U.S. Pat. No. 5,640,068 discloses an attempt to overcome these drawbacks. Although stripe-type barrier ribs are used in the PDP disclosed in this patent, the transparent electrodes forming the display electrodes are structured to include a base portion extending horizontally and a projecting portion extending perpendicularly from the base portion so that a pair of the projecting portions is formed opposing one another at every pixel region. However, mis-discharge problems along the direction that the barrier ribs are formed still remain with this structure.

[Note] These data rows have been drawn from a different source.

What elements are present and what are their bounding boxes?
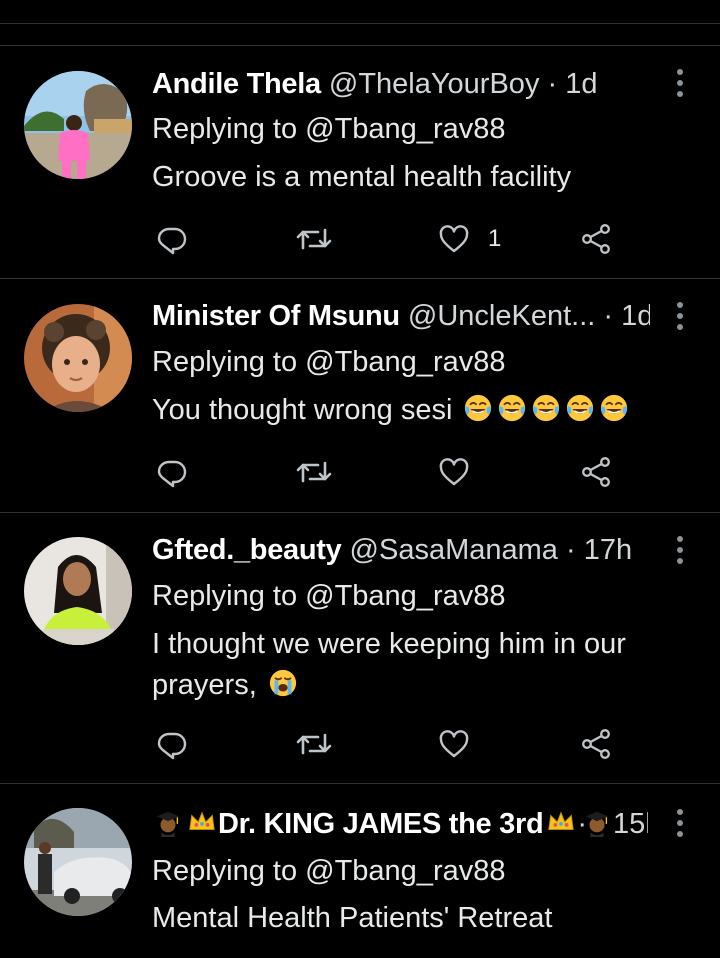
tweet-text-content: You thought wrong sesi [152,394,453,426]
like-button[interactable] [438,724,470,764]
retweet-button[interactable] [296,724,332,764]
retweet-button[interactable] [296,219,332,259]
more-vertical-icon[interactable] [670,301,690,331]
more-vertical-icon[interactable] [670,68,690,98]
graduate-emoji [152,807,184,837]
joy-emoji [564,393,596,423]
tweet-text-line-2: prayers, [152,665,680,706]
joy-emoji [598,393,630,423]
timestamp[interactable]: 17h [584,534,632,566]
display-name[interactable]: Gfted._beauty [152,534,342,566]
more-vertical-icon[interactable] [670,808,690,838]
tweet-header: Gfted._beauty @SasaManama · 17h [152,532,650,568]
tweet-header: Dr. KING JAMES the 3rd·15h [152,806,648,842]
tweet-text: Mental Health Patients' Retreat [152,902,553,934]
tweet-text-content: prayers, [152,669,257,701]
joy-emoji [496,393,528,423]
replying-to: Replying to @Tbang_rav88 [152,113,506,145]
user-handle[interactable]: @SasaManama [350,534,558,566]
heart-icon [438,223,470,255]
replying-to: Replying to @Tbang_rav88 [152,346,506,378]
separator-dot: · [603,300,614,332]
crown-emoji [186,807,218,837]
share-button[interactable] [580,724,612,764]
tweet-reply-1[interactable]: Andile Thela @ThelaYourBoy · 1d Replying… [0,45,720,278]
tweet-text: Groove is a mental health facility [152,161,572,193]
avatar[interactable] [24,808,132,916]
heart-icon [438,456,470,488]
action-bar: 1 [0,219,720,259]
display-name[interactable]: Andile Thela [152,68,321,100]
separator-dot: · [565,534,576,566]
action-bar [0,724,720,764]
retweet-icon [296,223,332,255]
reply-icon [156,223,188,255]
timestamp[interactable]: 1d [565,68,597,100]
share-icon [580,223,612,255]
reply-button[interactable] [156,724,188,764]
tweet-text-line-1: I thought we were keeping him in our [152,628,626,660]
avatar[interactable] [24,537,132,645]
reply-icon [156,728,188,760]
user-handle[interactable]: @UncleKent... [408,300,595,332]
like-count: 1 [488,225,502,252]
tweet-reply-4[interactable]: Dr. KING JAMES the 3rd·15h Replying to @… [0,783,720,958]
display-name[interactable]: Dr. KING JAMES the 3rd [218,808,544,840]
tweet-header: Andile Thela @ThelaYourBoy · 1d [152,66,650,102]
retweet-icon [296,728,332,760]
timestamp[interactable]: 1d [621,300,650,332]
user-handle[interactable]: @ThelaYourBoy [329,68,540,100]
tweet-text: You thought wrong sesi [152,390,680,431]
reply-button[interactable] [156,219,188,259]
separator-dot: · [547,68,558,100]
like-button[interactable] [438,452,470,492]
share-icon [580,728,612,760]
tweet-header: Minister Of Msunu @UncleKent... · 1d [152,298,650,334]
joy-emoji [462,393,494,423]
top-divider [0,23,720,24]
action-bar [0,452,720,492]
share-icon [580,456,612,488]
timestamp[interactable]: 15h [613,808,648,840]
replying-to: Replying to @Tbang_rav88 [152,580,506,612]
like-button[interactable]: 1 [438,219,501,259]
reply-icon [156,456,188,488]
crown-emoji [545,807,577,837]
more-vertical-icon[interactable] [670,535,690,565]
tweet-reply-3[interactable]: Gfted._beauty @SasaManama · 17h Replying… [0,512,720,783]
joy-emoji [530,393,562,423]
graduate-emoji [581,807,613,837]
reply-button[interactable] [156,452,188,492]
heart-icon [438,728,470,760]
avatar[interactable] [24,304,132,412]
share-button[interactable] [580,219,612,259]
loudly-crying-emoji [267,668,299,698]
avatar[interactable] [24,71,132,179]
share-button[interactable] [580,452,612,492]
retweet-icon [296,456,332,488]
display-name[interactable]: Minister Of Msunu [152,300,400,332]
replying-to: Replying to @Tbang_rav88 [152,855,506,887]
retweet-button[interactable] [296,452,332,492]
tweet-reply-2[interactable]: Minister Of Msunu @UncleKent... · 1d Rep… [0,278,720,512]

Another common configuration found in PDPs is to form the barrier ribs in a matrix structure, in which the barrier ribs are formed to perpendicularly intersect one another. Such a formation is used to overcome the drawbacks as discussed above and also to increase the area of deposition of the phosphor material in an effort to enhance illumination efficiency. The invention disclosed in Japanese Laid-Open Patent No. Heisei 10-149771 utilizes such a configuration. However, in the matrix type of barrier rib structure, since all areas except those directly corresponding to where the barrier ribs are formed are areas where discharge takes place, there are no regions in the PDP that absorb or disperse heat, only areas that generate heat. As a result, temperature differences result between discharge cells where discharge takes place and where discharge is not occurring. Such temperature differences not only adversely affect discharge characteristics, but are also the cause of other problems such as brightness differences and bright image sticking. (Bright image sticking refers to the phenomenon in which an illuminated region maintains its brightness level for a period relative to surrounding regions even after the illuminated region has been controlled to return to the pattern of its surrounding regions.)
Another prior art drawback relates to the manufacture of the PDP. The barrier ribs of the PDP are formed to a desired pattern using a barrier rib material through either a screen-printing process, or a conventional sandblasting process in which predetermined areas of a barrier rib material are removed following uniform deposition of the same. Drying and firing are also performed as part of patterning process of the barrier ribs. However, a problem with forming barrier ribs using these methods is that during the firing process, organic material contained in the barrier rib material is removed such that the barrier ribs shrink and are otherwise deformed.
Such deformation of the barrier ribs is particularly severe at end areas of the barrier ribs in non-display regions of the PDP. This is a result of a shrinking force being concentrated at the ends of the barrier ribs. An example of such deformation of barrier ribs is shown in FIG. 8, in which an end area of one of the barrier ribs 105 of FIG. 7 is shown prior to and following the firing process. As shown in FIG. 8, the end of the barrier rib 105 curls away from the rear substrate 100 to be separate therefrom. One negative consequence of such deformation of the barrier ribs is that the noise generated by the PDP may become severe.